Viktoria Khmelivska pára de desenhar os moldes de um vestido para dizer que sempre sonhou conhecer Portugal, "mas foi uma pena ter que ser assim". Veio com a filha, de 21 anos, que está a trabalhar em Lisboa, e deixou um filho, de 23, a trabalhar em Irpin. Viktoria procura falar todos os dias com o jovem e fica com "o coração sobressaltado" sempre que não consegue ligação. "Gosto muito de Portugal, quem sabe se quando tudo acabar não o chamamos e juntamos toda a família aqui", suspira.
O secretário de Estado do Trabalho, Miguel Fontes, lembrou que esta situação "colocou desafios, como a necessidade da emissão do número da Segurança Social na hora, que agora devem ser replicados para o resto da população".

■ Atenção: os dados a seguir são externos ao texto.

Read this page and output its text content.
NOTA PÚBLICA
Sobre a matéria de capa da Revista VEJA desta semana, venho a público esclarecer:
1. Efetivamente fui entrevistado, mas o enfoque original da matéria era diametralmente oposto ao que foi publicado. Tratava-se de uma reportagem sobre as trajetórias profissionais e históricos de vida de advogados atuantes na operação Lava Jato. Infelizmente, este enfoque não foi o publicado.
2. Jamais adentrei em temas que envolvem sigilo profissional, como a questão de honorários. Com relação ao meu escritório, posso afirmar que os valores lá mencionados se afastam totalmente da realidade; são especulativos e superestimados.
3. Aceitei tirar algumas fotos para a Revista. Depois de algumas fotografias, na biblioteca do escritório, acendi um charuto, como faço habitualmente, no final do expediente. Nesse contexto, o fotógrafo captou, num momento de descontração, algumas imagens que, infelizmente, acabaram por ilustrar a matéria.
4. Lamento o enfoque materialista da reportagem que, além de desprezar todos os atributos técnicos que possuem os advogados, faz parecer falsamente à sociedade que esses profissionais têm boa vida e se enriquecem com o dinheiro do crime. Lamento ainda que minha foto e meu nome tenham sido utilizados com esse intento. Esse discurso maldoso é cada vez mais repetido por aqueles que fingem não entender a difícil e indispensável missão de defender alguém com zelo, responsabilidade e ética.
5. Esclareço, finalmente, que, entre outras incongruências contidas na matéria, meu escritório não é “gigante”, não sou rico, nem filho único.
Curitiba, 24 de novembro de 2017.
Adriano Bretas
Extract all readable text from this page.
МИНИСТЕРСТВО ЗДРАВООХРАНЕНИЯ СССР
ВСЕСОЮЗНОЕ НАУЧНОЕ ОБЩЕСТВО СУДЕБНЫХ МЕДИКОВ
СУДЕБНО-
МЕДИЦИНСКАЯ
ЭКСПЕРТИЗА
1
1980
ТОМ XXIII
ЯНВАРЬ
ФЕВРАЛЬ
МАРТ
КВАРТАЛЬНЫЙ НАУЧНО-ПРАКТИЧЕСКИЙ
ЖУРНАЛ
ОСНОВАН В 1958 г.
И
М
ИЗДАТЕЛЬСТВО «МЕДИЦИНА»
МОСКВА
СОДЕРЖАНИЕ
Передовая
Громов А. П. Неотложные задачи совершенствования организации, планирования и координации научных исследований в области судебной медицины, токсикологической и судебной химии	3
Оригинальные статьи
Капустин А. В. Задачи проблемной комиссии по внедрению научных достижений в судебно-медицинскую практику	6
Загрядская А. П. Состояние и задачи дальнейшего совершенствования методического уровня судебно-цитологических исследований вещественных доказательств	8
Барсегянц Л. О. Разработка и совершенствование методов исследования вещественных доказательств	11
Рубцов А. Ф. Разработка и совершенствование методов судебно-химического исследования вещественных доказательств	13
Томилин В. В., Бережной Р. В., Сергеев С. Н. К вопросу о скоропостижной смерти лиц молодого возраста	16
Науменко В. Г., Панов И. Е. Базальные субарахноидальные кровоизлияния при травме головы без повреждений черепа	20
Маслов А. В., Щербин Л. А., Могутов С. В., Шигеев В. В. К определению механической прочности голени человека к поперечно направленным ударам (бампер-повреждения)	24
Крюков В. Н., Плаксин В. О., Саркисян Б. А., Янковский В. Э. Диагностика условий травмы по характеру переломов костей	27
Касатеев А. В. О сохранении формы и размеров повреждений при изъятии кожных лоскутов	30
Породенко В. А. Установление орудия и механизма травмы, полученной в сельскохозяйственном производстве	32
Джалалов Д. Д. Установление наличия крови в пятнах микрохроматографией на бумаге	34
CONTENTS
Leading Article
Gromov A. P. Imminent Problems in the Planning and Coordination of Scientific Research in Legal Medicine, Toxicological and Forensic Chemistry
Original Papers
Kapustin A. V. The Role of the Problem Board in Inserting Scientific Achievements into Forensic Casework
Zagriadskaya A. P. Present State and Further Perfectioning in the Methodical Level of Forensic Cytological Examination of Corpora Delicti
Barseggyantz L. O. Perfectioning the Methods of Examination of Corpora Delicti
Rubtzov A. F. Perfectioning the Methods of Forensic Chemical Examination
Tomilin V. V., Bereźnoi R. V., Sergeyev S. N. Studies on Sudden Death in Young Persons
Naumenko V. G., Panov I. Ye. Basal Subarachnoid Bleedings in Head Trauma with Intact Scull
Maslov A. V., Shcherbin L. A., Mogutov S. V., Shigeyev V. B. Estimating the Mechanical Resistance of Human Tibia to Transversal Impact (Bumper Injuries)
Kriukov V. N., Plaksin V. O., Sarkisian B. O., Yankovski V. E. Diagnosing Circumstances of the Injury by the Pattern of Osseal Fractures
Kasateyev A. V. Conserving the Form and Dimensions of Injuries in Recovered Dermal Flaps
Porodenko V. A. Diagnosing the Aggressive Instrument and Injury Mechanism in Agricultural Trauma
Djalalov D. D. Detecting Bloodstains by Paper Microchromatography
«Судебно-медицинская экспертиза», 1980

Produção residual na Ucrânia devido à falta de eletricidade
A produção da "Olvi's Lace" estava concentrada na cidade de Cherkasy, 200 quilómetros a sul da capital Kiev, na margem direita do rio Dniepre, onde tinha uma unidade com cerca de 100 trabalhadoras. Apesar de a fábrica ucraniana estar reduzida a uma produção residual, por vezes com apenas três horas de eletricidade por dia, a empresária mantém-na em funcionamento para não despedir as funcionárias que não podem sair. A designer Olga Yermoloff vende as suas criações na loja própria em Amesterdão, online e em representantes espalhados por 35 países.